Supporters say the changes would also make the groups more transparent, better organized and less likely to oppose the types of dense developments the city is pursuing to help solve its housing shortage.
The groups would have to comply with state open meetings laws and operate websites that are independent of the city.

The changes were sparked by complaints from the city auditor and the county grand jury that the planning groups are unprofessional, unpredictable and not adequately transparent.

Proposal would fundamentally change role of neighborhood voices in key San Diego decisions

The groups also have been criticized for seeking to block housing projects too aggressively and for having stagnant membership that doesn’t reflect the neighborhoods they represent. And City Attorney Mara Elliott says they need to operate more independently for liability reasons.

Critics say the changes will severely burden the volunteer groups and create membership goals akin to quotas. They also say some groups, particularly in low-income areas, could be overwhelmed and forced out of existence.

Particularly with the elimination of free appeals for development projects, Kensington-Talmadge Planning Group member David Moty said wealthy communities will be able to afford appeals while groups in low-income areas won’t.

“There will be communities all over this city that will have to scramble to raise that $1,000 during the short appeals window,” Moty said. “We are creating a de facto two-track appeals system.”

Councilmember Marni von Wilpert tried to soften the impact of the loss of free appeals by encouraging Mayor Todd Gloria’s office to consider increasing the $500 annual stipend each group gets. An appeal costs $1,000, so the stipend would have to be tripled for each neighborhood group to be able to pay for one appeal and other current expenses per year.

On diversity, the groups will now be required to revise their bylaws to designate seats for renters, nonprofit groups and other organizations, and to create recruitment plans to help fill those seats. The designated seats are a goal, not a requirement.

“I don’t understand the city’s desire to mandate inclusiveness instead of incentivizing inclusiveness,” said Andrea Schlageter, leader of an umbrella panel of neighborhood groups called the Community Planners Committee.
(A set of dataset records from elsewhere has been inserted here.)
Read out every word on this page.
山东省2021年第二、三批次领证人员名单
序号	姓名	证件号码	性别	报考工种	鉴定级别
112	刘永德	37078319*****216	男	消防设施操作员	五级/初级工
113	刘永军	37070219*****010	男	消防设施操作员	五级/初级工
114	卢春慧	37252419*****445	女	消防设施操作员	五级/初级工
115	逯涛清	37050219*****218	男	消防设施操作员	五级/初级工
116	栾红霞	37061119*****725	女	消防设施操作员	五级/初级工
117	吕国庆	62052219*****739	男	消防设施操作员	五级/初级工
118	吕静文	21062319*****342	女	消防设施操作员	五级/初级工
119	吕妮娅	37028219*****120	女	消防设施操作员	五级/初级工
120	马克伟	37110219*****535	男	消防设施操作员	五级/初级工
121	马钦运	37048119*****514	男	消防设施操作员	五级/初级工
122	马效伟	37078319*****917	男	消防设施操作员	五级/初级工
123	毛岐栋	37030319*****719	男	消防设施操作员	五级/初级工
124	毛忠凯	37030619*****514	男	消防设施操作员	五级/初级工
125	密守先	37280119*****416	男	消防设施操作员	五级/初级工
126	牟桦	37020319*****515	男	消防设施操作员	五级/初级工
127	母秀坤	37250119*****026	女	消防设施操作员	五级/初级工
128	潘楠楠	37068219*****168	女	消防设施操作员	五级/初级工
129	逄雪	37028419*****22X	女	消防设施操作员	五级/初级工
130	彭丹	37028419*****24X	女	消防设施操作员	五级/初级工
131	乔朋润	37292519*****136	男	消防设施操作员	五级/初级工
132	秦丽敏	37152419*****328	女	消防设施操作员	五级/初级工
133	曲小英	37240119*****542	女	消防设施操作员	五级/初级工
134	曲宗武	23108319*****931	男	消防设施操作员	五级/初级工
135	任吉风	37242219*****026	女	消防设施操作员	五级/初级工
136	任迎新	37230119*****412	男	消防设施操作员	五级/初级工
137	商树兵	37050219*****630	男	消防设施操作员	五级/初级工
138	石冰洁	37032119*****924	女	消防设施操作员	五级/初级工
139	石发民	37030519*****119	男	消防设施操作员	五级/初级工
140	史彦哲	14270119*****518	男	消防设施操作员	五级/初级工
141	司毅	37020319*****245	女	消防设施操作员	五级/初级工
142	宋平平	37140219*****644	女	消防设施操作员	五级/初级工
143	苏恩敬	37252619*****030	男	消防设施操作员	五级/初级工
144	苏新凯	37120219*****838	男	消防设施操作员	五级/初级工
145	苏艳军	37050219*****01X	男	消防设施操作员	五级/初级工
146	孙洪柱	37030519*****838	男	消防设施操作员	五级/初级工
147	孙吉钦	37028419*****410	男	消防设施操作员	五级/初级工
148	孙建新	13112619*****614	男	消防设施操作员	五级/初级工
But supporters said change is necessary.

City planners and residents debate how best to update the plan that will shape the community for the coming decades

“The extensive rules, subject matter and time commitment favors older, upper-middle class, retired homeowners, who do not want the city to change,” said resident Sharon Gehl. “The boards rarely represent all of the stakeholders in their community now, let alone those who might live or work there in the future.”

Resident Michael Donovan agreed.

“The emphasis on bringing more diversity into the groups and ensuring a constant rotation of new voices should go a long way to refreshing what has become a stale and often ignored process,” he said. “True community representation should be a welcome place for developers and city staff to try out ideas to gather community feedback.”

But former Assemblymember Howard Wayne, a member of the Linda Vista Community Planning Group, said the city is cracking down on volunteers who are just trying to make their neighborhoods better.

“We’re community volunteers who devote an immeasurable amount of time to advise the city on land-use issues,” Wayne said. “We’re regular people. We’re involved in our areas. We know them.”

Other changes include tightening term limits, including a requirement that members who hit the cap — usually eight or nine years — be ineligible to serve for one year. And requirements to serve on a group’s board and to vote in board elections will be softened to eliminate rules that members must have attended a group meeting.

Councilmember Raul Campillo, who proposed an unsuccessful amendment that would have restored the free appeals waivers, cast the lone “no” vote. Councilmembers Vivian Moreno and Dr. Jennifer Campbell were absent from the vote.

Neighborhood groups have until the end of 2023 to comply with the new requirements.